The Bank of England uses interest rate reductions to stimulate the economy if spending is weak and increases interest rates if they feel the economy is overheating.
The current problem the bank has is that current interest rates are at an all time low. At the most recent base rate meeting on 4 February 2021, the Bank of England decided to keep the base rate at 0.1%.
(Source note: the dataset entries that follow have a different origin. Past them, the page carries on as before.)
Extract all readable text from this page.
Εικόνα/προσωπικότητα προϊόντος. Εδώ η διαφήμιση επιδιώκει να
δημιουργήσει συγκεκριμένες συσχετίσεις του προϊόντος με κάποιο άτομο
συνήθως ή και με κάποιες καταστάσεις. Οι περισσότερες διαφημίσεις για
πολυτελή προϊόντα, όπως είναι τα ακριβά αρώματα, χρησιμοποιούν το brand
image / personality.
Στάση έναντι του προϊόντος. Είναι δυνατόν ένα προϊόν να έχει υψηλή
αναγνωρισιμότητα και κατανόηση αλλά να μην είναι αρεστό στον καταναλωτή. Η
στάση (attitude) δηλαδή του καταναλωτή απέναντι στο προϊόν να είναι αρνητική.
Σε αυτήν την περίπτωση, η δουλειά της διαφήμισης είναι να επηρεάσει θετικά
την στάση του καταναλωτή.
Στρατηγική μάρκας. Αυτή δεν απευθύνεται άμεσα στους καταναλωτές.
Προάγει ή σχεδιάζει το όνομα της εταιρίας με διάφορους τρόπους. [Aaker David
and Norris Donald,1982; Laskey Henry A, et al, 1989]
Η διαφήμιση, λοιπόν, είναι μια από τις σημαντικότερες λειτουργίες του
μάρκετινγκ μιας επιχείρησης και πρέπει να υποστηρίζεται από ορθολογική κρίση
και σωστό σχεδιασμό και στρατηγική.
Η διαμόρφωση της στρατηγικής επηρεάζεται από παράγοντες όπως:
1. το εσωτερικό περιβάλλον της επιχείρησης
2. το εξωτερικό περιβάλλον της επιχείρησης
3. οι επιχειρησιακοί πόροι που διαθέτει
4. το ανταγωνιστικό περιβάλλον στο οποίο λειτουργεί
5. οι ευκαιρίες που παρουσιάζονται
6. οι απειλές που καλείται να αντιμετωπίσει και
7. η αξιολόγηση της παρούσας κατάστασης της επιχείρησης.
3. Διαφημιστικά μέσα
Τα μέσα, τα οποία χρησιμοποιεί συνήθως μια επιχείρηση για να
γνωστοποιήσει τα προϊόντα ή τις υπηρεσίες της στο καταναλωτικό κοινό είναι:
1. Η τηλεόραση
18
Which raises an interesting and perplexing conundrum. If the UK economy refuses to rise to the challenge and demand remains weak as we attempt an unsteady withdrawal from lockdown, any reduction in the bank rate from 0.1% will likely be less than zero. Blithely called a negative interest rate.
Positive interest rates mean that savers receive interest on savings deposited with their bank and pay interest on loans from their bank.
Logically, negative interest mean that the opposite will apply; savers have to pay their bank to deposit money and the banks pay individuals and businesses for money on loan from the bank.
This means that lenders receive an income for borrowing and savers will see their savings diminished.
Clearly, this will not sit comfortably with cash rich companies and individuals and we could expect savers to seek off-shore havens for their savings – where positive interest rates still apply – to protect its value.
Let us hope that this scenario, a movement into negative rates, does not apply in practice. The present evidence suggests that consumers are in a spending mood after many months of “house arrest” due to COVID restrictions. In which case, supply side considerations may stimulate price increases and inflation.
And as many readers will appreciate, if inflation becomes a problem, one of the monetary policy changes frequently used to slow down price increases is to increase, not decrease interest rates.